Manchmal geht in der Wissenschaft plötzlich alles ganz schnell. Schon seit rund 60 Jahren zerbrechen sich Forscher etwa über den sogenannten Polarwind die Köpfe. Satelliten, die in den 1960er-Jahren in Hunderten Kilometern Höhe über die beiden Pole der Erde hinwegflogen, maßen damals einen stetigen Strom an geladenen Partikeln, die nach oben in den Weltraum entweichen, also entgegen der Gravitation des Planeten. Die Ursache dieser Teilchenflucht blieb aber ungeklärt.
Nun könnte ein viertelstündiger Raketenflug das Rätsel des Polarwinds gelöst haben. So legen Messdaten der Nasa-Mission „Endurance“ nahe, dass die Erde über ein drittes Energiefeld verfügt, das den Auftrieb bewirkt. Das „globale ambipolare Feld“ sei erdumspannend und damit so fundamental wie die Gravitation und das Magnetfeld des Planeten, berichten die Forscherinnen und Forscher in der Fachzeitschrift Nature.
Dass ein drittes Energiefeld um die Erde existiert, vermuten Wissenschaftler schon lange. Anders lässt sich der Polarwind aus geladenen Teilchen kaum erklären. Ein gewisser Auftrieb könnte zwar dadurch zustande kommen, dass die Strahlung der Sonne dazu führt, dass leichte Teilchen wie Elektronen aus der Atmosphäre herausgeschleudert werden – ähnlich wie Dampf, der aus einem Kessel mit heißem Wasser aufsteigt. Der Polarwind besteht jedoch überwiegend aus kühlen Partikeln. Darum vermuteten Forscher lange ein Energiefeld, konnten es aber nie nachweisen.
Das änderte sich erst am 11. Mai 2022. An diesem Tag hob von der norwegischen Insel Spitzbergen aus die Rakete Endurance ab, benannt nach dem Schiff des Polarforschers Ernest Shackleton, der 1914 in die Antarktis aufbrach. Der Ort für den Raketenstart war so gewählt, dass die Endurance möglichst genau dem Verlauf des Polarwinds folgen konnte.
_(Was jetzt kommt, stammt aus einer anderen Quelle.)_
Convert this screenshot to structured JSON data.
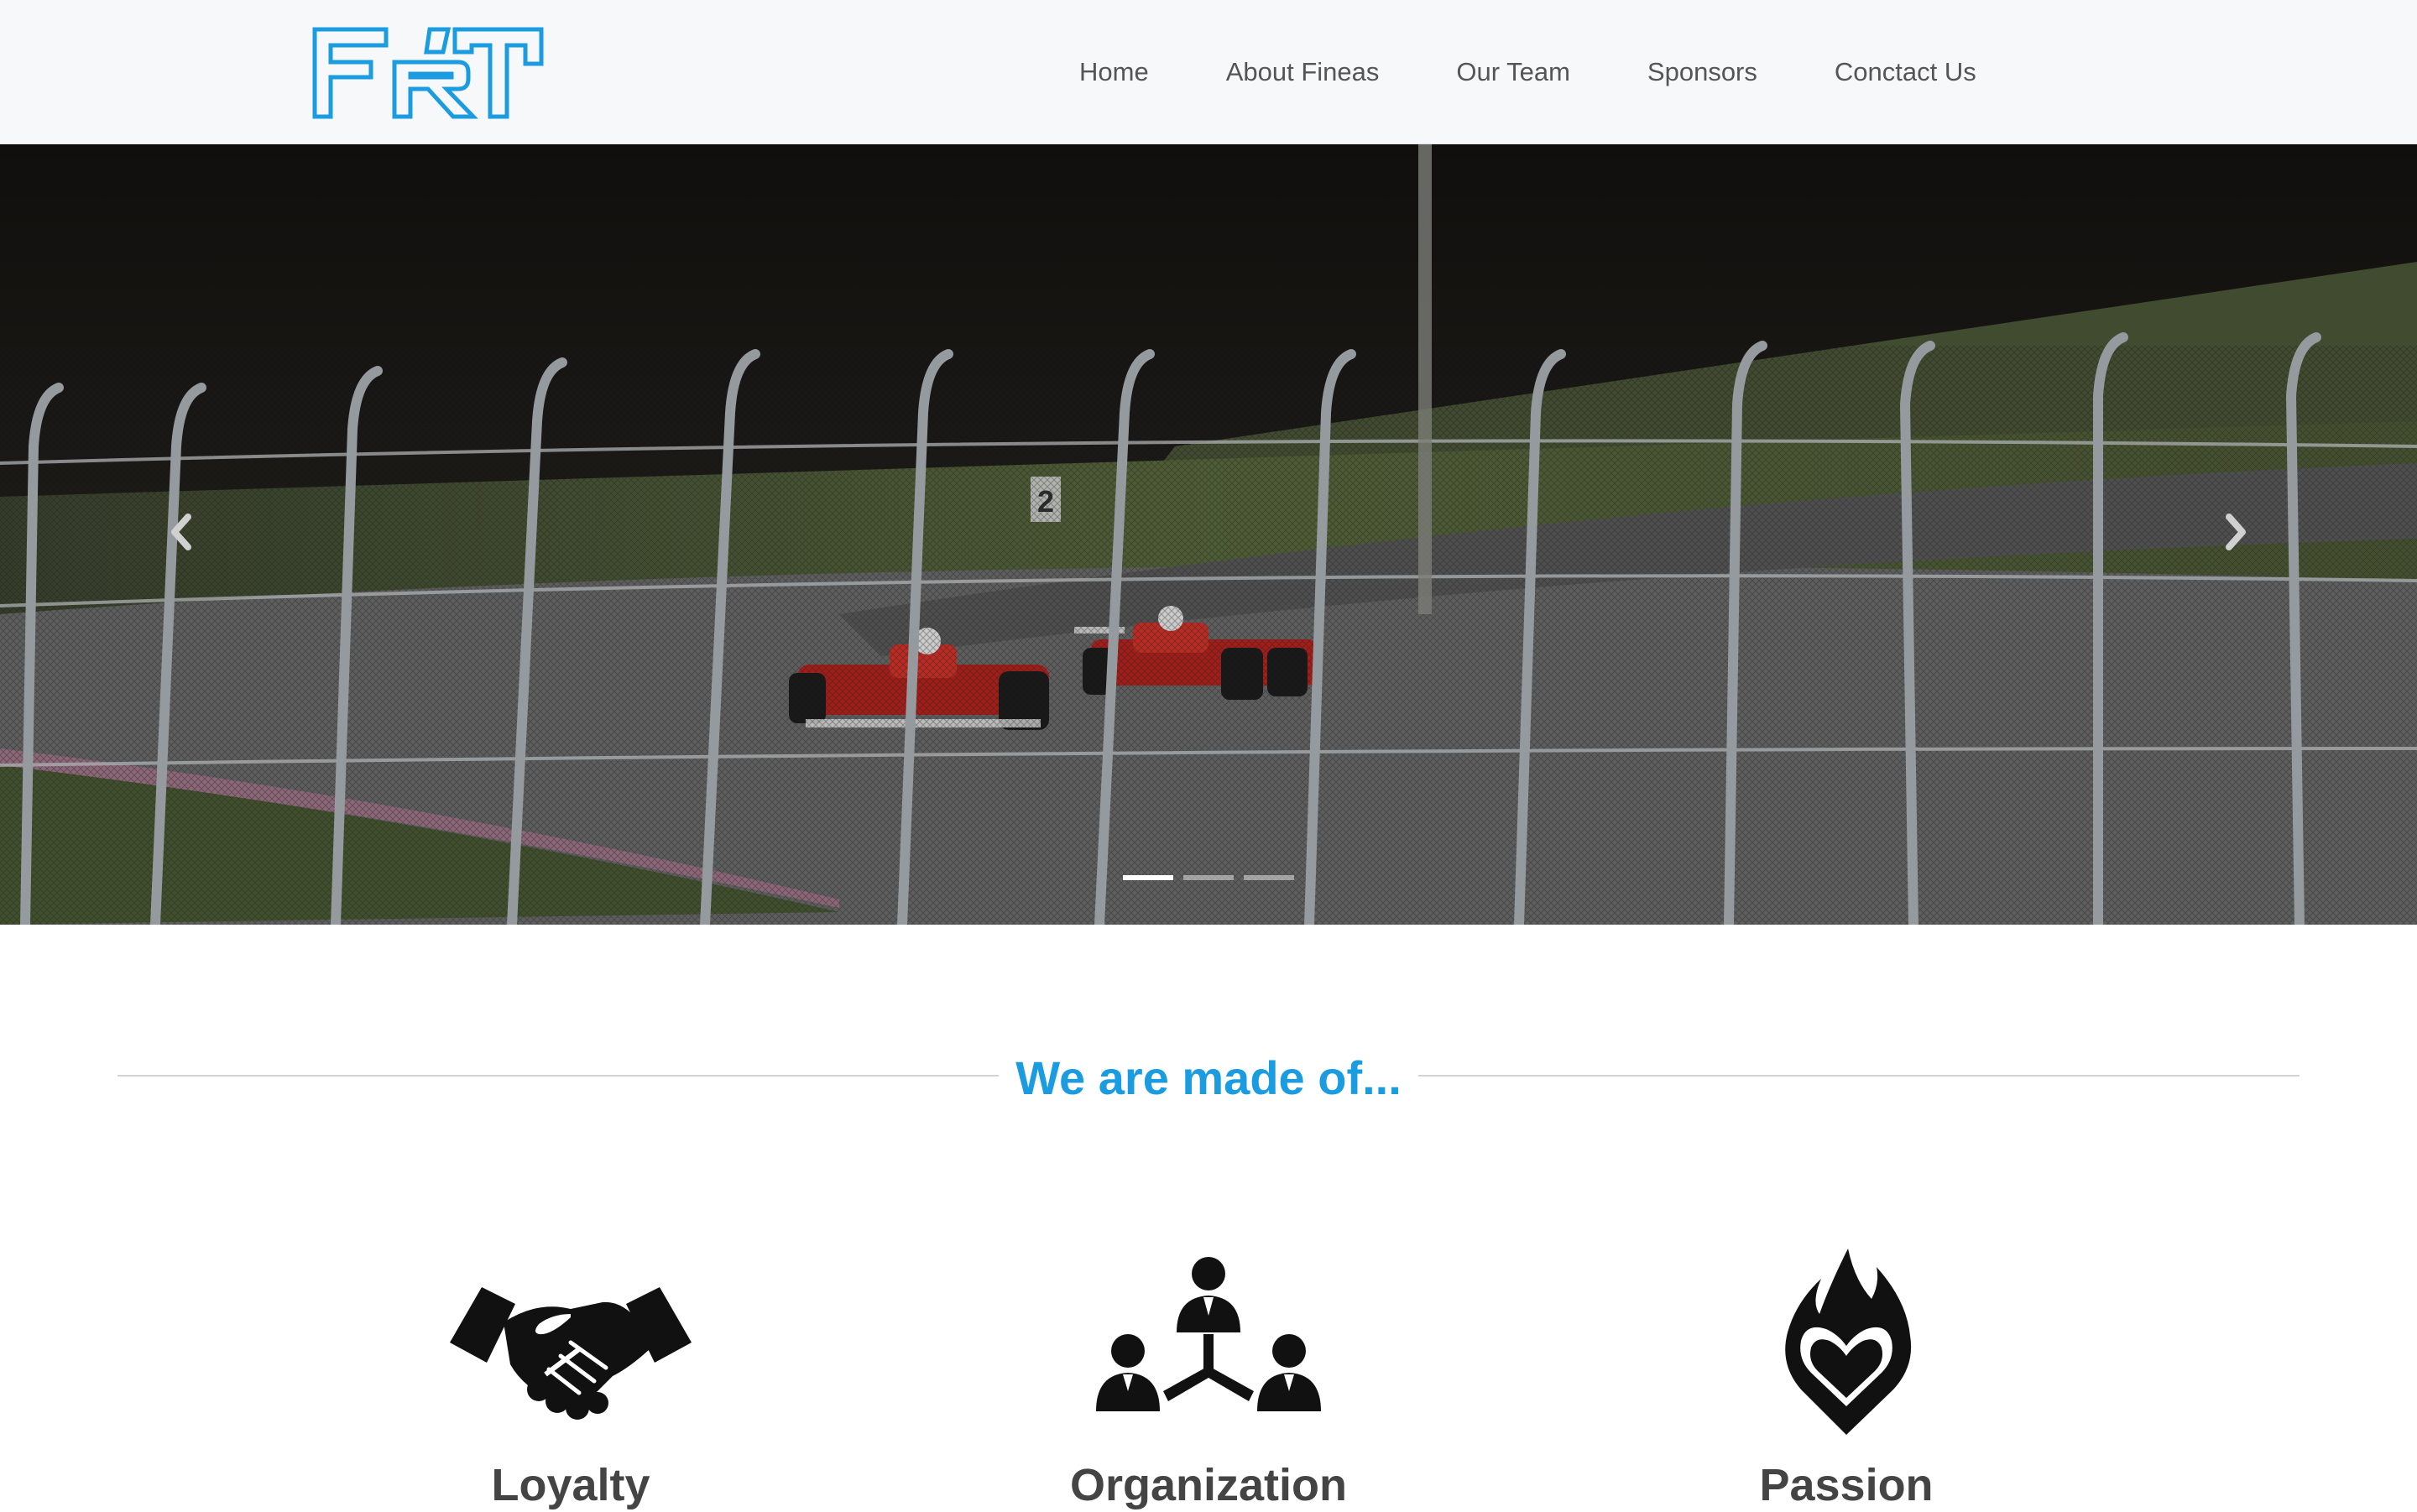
{
  "brand": {
    "logo_text": "FRT",
    "logo_color": "#1b9be0"
  },
  "nav": {
    "items": [
      {
        "label": "Home"
      },
      {
        "label": "About Fineas"
      },
      {
        "label": "Our Team"
      },
      {
        "label": "Sponsors"
      },
      {
        "label": "Conctact Us"
      }
    ]
  },
  "carousel": {
    "prev_icon": "chevron-left-icon",
    "next_icon": "chevron-right-icon",
    "slide_count": 3,
    "active_slide": 1,
    "sign_number": "2"
  },
  "values_section": {
    "heading": "We are made of...",
    "accent_color": "#1b9be0",
    "items": [
      {
        "title": "Loyalty",
        "icon": "handshake-icon"
      },
      {
        "title": "Organization",
        "icon": "team-structure-icon"
      },
      {
        "title": "Passion",
        "icon": "flaming-heart-icon"
      }
    ]
  }
}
In rund 250 Kilometern Höhe begann die Messung, die Sonde erreichte eine maximale Höhe von 768 Kilometern, nicht ganz die doppelte Flughöhe der Internationalen Raumstation (ISS). 19 Minuten nach dem Start stürzte die Sonde bereits wieder ins Meer vor Grönland.
Dennoch reichte der kurze, parabelförmige Flug aus, um mithilfe eines neuen Instruments erstmals das ambipolare Feld nachzuweisen: Zwischen 250 und 768 Kilometern Höhe registrierte die Sonde eine Spannungsdifferenz von 0,55 Volt. „Ein halbes Volt ist fast nichts – das ist nur etwa so stark wie die Batterie einer Armbanduhr“, wird Glyn Collinson, der leitende Wissenschaftler der Mission, in einer Nasa-Mitteilung zitiert. „Aber das ist genau die richtige Stärke, um den Polarwind zu erklären.“
Das Feld entsteht durch die Dynamik innerhalb der Atmosphäre: Die Gravitation lässt die schwereren, positiv geladenen Atomkerne nach unten sinken, während der kleinste Stoß die viel leichteren, negativ geladenen Elektronen weit hinaus ins All katapultieren kann. Dadurch entsteht ein elektrisches Feld, das dem Gravitationseffekt entgegenwirkt.
Wasserstoffkerne, die im Polarwind am häufigsten anzutreffen sind, können so eine Beschleunigung erfahren, die mehr als zehnmal so groß wie die Erdanziehung ausfällt – genug, um sie mit Überschallgeschwindigkeit ins All zu schießen. Selbst deutlich schwerere Sauerstoff-Ionen verlassen auf diese Weise die Erdatmosphäre. Collinson vergleicht das mit einem „Förderband“, das die Atmosphäre Richtung Weltall drücke. Der Begriff „ambipolar“ verweist darauf, dass Kräfte auf beide Ladungen wirken: Die leichteren Elektronen werden von den schwereren Atomkernen nach unten gezogen, zugleich zerren Elektronen auf dem Weg nach oben an den schwereren Atomkernen wie ein Hund an der Leine.
Das ambipolare Feld könnte die Entwicklung der Atmosphäre auf der Erde entscheidend geprägt haben, vermuten die Forscher. Auch andere Planeten wie der Mars oder die Venus könnten über solche Felder verfügen, da in deren Atmosphären ähnliche Prozesse wirken müssten. Mit dem Nachweis des Feldes auf der Erde könnten diese Phänomene nun besser erforscht werden.